British Politicians Blame One Another for Regional FloodingFloodwaters surround a village in Somerset, England. Thousands of acres around Somerset have been under water for weeks, and flood levels are still rising. Matt Cardy/Getty ImagesLONDON — As flood warnings move down the River Thames, and closer to the capital, the political tide is rising, too.
Severe-flood alerts, meaning there is real danger to life, are in place for stretches of the Thames that are within 17 miles of London. The marines have been called in, and vulnerable homes were still being evacuated on Monday.
Disaster stories abound: A 7-year-old boy died over the weekend after falling ill in a flooded home in nearby Surrey, a kayaker drowned on a swollen Welsh river, a coastal railroad was ripped up by waves in Cornwall, and scores of additional homes were flooded across the hard-hit Somerset Levels, a coastal plain and wetlands area in southwest England. Around 5,000 houses in Britain have been damaged since December in what has most likely been the rainiest season in at least 248 years.
But the tempest of charges and countercharges about who is to blame for Britain’s lack of preparedness for the crisis has been almost as fierce as the rainstorms battering the country again this week.
Eric Pickles, the secretary of state for communities and local government, who is leading Prime Minister David Cameron’s emergency response, put the blame squarely on the Environment Agency, accusing it of giving the government poor advice on flood management.
“We thought we were dealing with experts,” Mr. Pickles said Sunday. He stopped short of calling for the resignation of the agency’s chairman, Chris Smith of the Labour Party — but only just. “I don’t see myself becoming an advocate of the ‘Save Chris Smith’ campaign,” he said.
Clearly unable to resist a water metaphor, the Conservative lawmaker Ian Liddell-Grainger was less polite, calling Mr. Smith a “little git” and threatening to “stick his head down the loo and flush.”
Mr. Smith hit back on Monday, saying that his staff knew “100 times more” than politicians and that he was “not going to take any lessons” on flood management from Mr. Pickles. Instead, Mr. Smith blamed austerity and accused the government of starving his agency of the necessary funds to pay for decent flood defenses and measures, like river dredging.
Even Mr. Cameron, who has urged for a stop to the infighting and refused to be drawn into the debate over the Environment Agency during a visit of flood-hit Dorset on Monday, has blamed the Labour Party for abandoning dredging in the late 1990s.
As those in charge were busy pointing fingers, the leader of the populist U.K. Independence Party, Nigel Farage, toured a submerged village in waders, calling for overseas aid to be redirected to Somerset.
Mr. Farage did not, however, blame the government’s policy on same-sex marriage for the floods, as one of his party’s representatives did three weeks ago. That politician, David Silvester, who has since been suspended, had said that the floods were Mr. Cameron’s fault because by legalizing same-sex marriage he had brought the wrath of God onto his country.

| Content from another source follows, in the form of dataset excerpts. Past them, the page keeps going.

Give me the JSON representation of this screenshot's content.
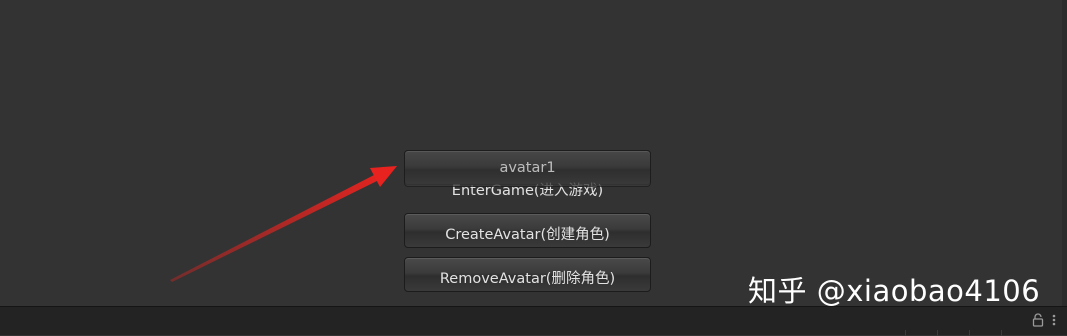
{
  "game_view": {
    "buttons": {
      "avatar_label": "avatar1",
      "enter_game_label": "EnterGame(进入游戏)",
      "create_avatar_label": "CreateAvatar(创建角色)",
      "remove_avatar_label": "RemoveAvatar(删除角色)"
    },
    "annotation": {
      "arrow_color": "#e8231f"
    }
  },
  "watermark": {
    "text": "知乎 @xiaobao4106"
  },
  "status_bar": {
    "icons": [
      "lock-icon",
      "context-menu-icon"
    ]
  },
  "colors": {
    "background": "#333333",
    "button_text": "#e2e2e2",
    "status_bar": "#232323"
  }
}
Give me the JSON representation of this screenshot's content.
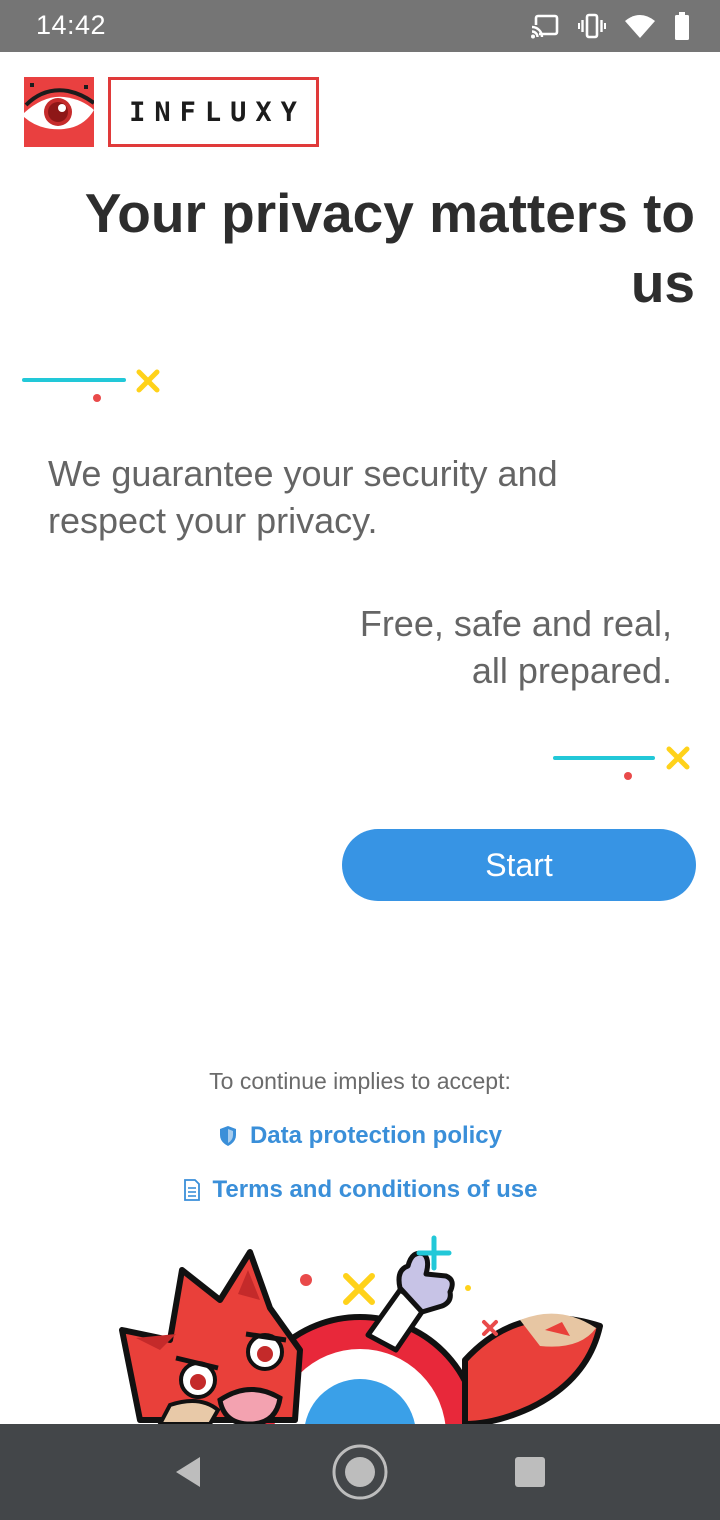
{
  "status_bar": {
    "time": "14:42",
    "icons": [
      "cast-icon",
      "vibrate-icon",
      "wifi-icon",
      "battery-icon"
    ]
  },
  "brand": {
    "name": "INFLUXY",
    "color": "#e94040"
  },
  "headline": "Your privacy matters to us",
  "body": {
    "guarantee": "We guarantee your security and respect your privacy.",
    "tagline_line1": "Free, safe and real,",
    "tagline_line2": "all prepared."
  },
  "start_button": {
    "label": "Start",
    "color": "#3794e4"
  },
  "legal": {
    "accept_text": "To continue implies to accept:",
    "privacy_link": "Data protection policy",
    "privacy_icon": "shield-icon",
    "terms_link": "Terms and conditions of use",
    "terms_icon": "document-icon",
    "link_color": "#3a8fd9"
  },
  "decor_colors": {
    "cyan": "#22c8d8",
    "yellow": "#ffd21a",
    "red": "#e94a4a"
  },
  "nav_bar": {
    "buttons": [
      "back-icon",
      "home-icon",
      "recents-icon"
    ]
  }
}
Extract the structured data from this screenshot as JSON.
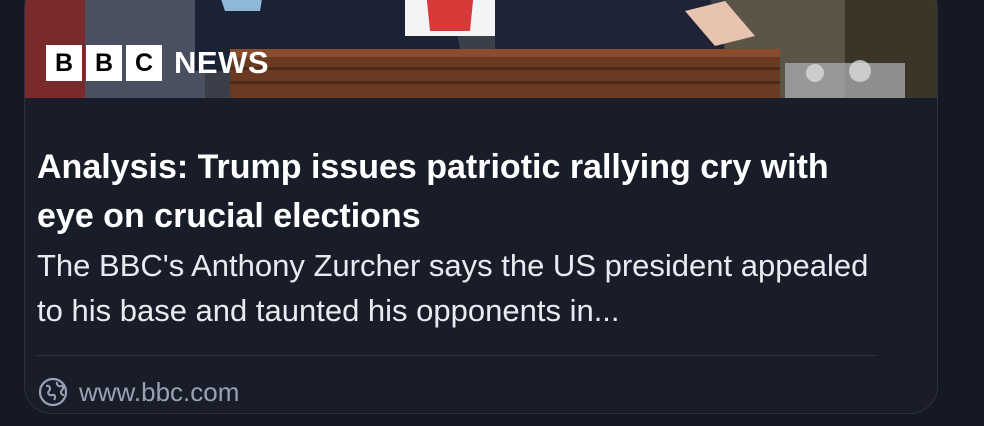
{
  "card": {
    "image": {
      "brand_boxes": [
        "B",
        "B",
        "C"
      ],
      "brand_word": "NEWS",
      "colors": {
        "suit": "#1b2233",
        "tie": "#d83a3a",
        "podium": "#6b3a22",
        "background": "#3a3f4a"
      }
    },
    "headline": "Analysis: Trump issues patriotic rallying cry with eye on crucial elections",
    "description": "The BBC's Anthony Zurcher says the US president appealed to his base and taunted his opponents in...",
    "source": {
      "icon": "globe-icon",
      "url": "www.bbc.com"
    }
  },
  "colors": {
    "page_bg": "#151924",
    "card_border": "#2b3140",
    "headline": "#ffffff",
    "description": "#e9ebf0",
    "muted": "#9aa1b0"
  }
}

Others thought it more likely that climate change was a culprit for the exceptional weather. Julia Slingo, chief scientist of the Met Office, Britain’s national weather service, said all the evidence pointed to a link.
For the 8.2 million people living in London, what was once a somewhat distant news event has certainly become uncomfortably close. Residents briefly got a taste of some of the disruption other areas have been living with for more than a month when the M25, the ring road running around greater London, was flooded on Friday. Three of its four lanes running in one direction were temporarily closed.
The Thames Barrier — one of the world’s strongest flood defense installations, designed to protect London from a surge in the North Sea — was shut on Sunday at high tide and was expected to close again to protect properties along the river.
West of London, sections of the Thames have already flooded. Zane Gbangbola, 7, died after his family’s home was flooded in the town of Chertsey, news reports said. It had not been established whether carbon monoxide poisoning from a generator pumping floodwaters from the home was to blame, the reports said. But a waterborne disease was apparently ruled out after a sample from the family’s basement had been analyzed.
Thousands of other homes in the Thames valley are under threat from rising waters in the coming days, Mr. Pickles warned on Monday. As residents braced for winds expected to reach 80 miles per hour and an additional 1.6 inches of rain by Thursday, he signaled a possible cease-fire in the partisan sniping.
Challenged in a special session in Parliament on Monday, Mr. Pickles said it was time to end the “pathetic game of who is to blame.”